I have regrets of course, but I'm more or less past grieving over them. The rest of my life is much more interesting to me than the past. I have lived long enough to know that no matter what I have done, thought of doing, or not done....someone else has committed greater sins. I don't care how twisted and sick you are...there is someone else who makes you look like a school crossing guard.
It's far too late for any man to be the complete center of my world. Maybe it was too late for me to place a man in the Center of My Universe even at 19. I have too many people I love and issues I care about and beauty and art that move me to sweep all of it aside and just focus on him. I trust my friends more than I do my lovers, and I expect my friends to be permanent parts of my life...I have not felt like that about a lover in years.
So much of life is appealing that I am only willing to sample the finest from here on out. I cannot spare the time or energy for a bad relationship, because there is far too much else of great joy on offer. If I knew today I'd never have another lover I'd be sad...but if I knew I had to have even one more relationship in which I had to pretend he was someone other than who he is, I'd be truely anquishedl.

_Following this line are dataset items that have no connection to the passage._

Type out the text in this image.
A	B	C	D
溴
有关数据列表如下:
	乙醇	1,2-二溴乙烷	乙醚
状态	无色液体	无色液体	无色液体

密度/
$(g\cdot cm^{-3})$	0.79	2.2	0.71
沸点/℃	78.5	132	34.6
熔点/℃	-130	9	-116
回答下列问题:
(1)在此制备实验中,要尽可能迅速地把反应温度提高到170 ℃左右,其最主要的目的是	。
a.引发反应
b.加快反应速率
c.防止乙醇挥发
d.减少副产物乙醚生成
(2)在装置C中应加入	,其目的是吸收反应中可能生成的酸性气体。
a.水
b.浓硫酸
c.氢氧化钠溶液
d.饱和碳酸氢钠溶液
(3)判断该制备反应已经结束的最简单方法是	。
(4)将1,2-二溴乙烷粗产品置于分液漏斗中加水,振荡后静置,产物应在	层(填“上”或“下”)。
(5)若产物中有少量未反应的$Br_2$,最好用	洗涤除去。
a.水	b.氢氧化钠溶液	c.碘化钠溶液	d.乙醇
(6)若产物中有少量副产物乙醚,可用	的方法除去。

I do not yearn for a long, long life. I have some poor health habits, like smoking, but even though I know that smoking may shorten my life I am unwilling to be enslaved to the hope of the most distant date of death possible. I don't know many people in their 90's with a great quality of life...and a decade of languishing holds no appeal for me. Smoking has always brought me pleasure, and trying to quit has always been terribly painful. I just do not see the point of living in distress.
Aging has not disfigured me all that much....mainly I have a squishy body, almost like a baby's. It has not made me sexually irrelevant. By now I know, no matter what, there will always be someone (likely a gaggle of someones) who wants me. The fact is I may not want any of them...but no one, regardless of any feature of their lives or selves, is utterly without lustful admirers. Even death row inmates have their ardent suitors.
Time has taught me that sorrow is the gate to joy, to growth, to knowledge, to beauty. When I have been terribly sad I have developed a capacity for joy I never could have if I were constantly contented. I have also learned that life is change. If you're happy today...it will change someday...and you will be sad. If you are sad...you will eventually be happy. If you are in a great relationship...eventually it will end, if only by death. If you are single...the odds are you will one day be involved again.
During far too much of my life, I was motivated by fear. Because I envisioned terrible things happening if I chose to act, I remained passive. But almost without exception, most things I feared so deeply happened anyway. Not only did I survive them, but many have brought me joy I never even suspected could be had. Fear -- in the absence of danger -- is a foolish, wasteful thing.
Will I ever fall in love again? Maybe not...I don't fall easily. I don't worry about it. I think if someone wonderful came along I'd have the sense to reach out, but living alone and being single has brought me great peace and comfort I would not have if I were involved.
If you worry about growing old, and you are younger than I, it may comfort you to know that life at 50 or 60 is an adventure and offers freedoms and securities you do not have today. I very strongly suspect that this trend continues into the 70's and beyond as well. A sixty year old has more in common with a 19 year old than a 30 year old would have, because (most times) both are responsible only for themselves, and both have lives constrained only by their own rules.
Age is not "just a number" and I'd be lying if I said I never wished for the body and the opportunities I had at 19. Still in all, I am not wistful for my 30's or 40's...decades in my life when work and parenthood had me stressed out all the time. I get to be selfish again, and it's wonderful.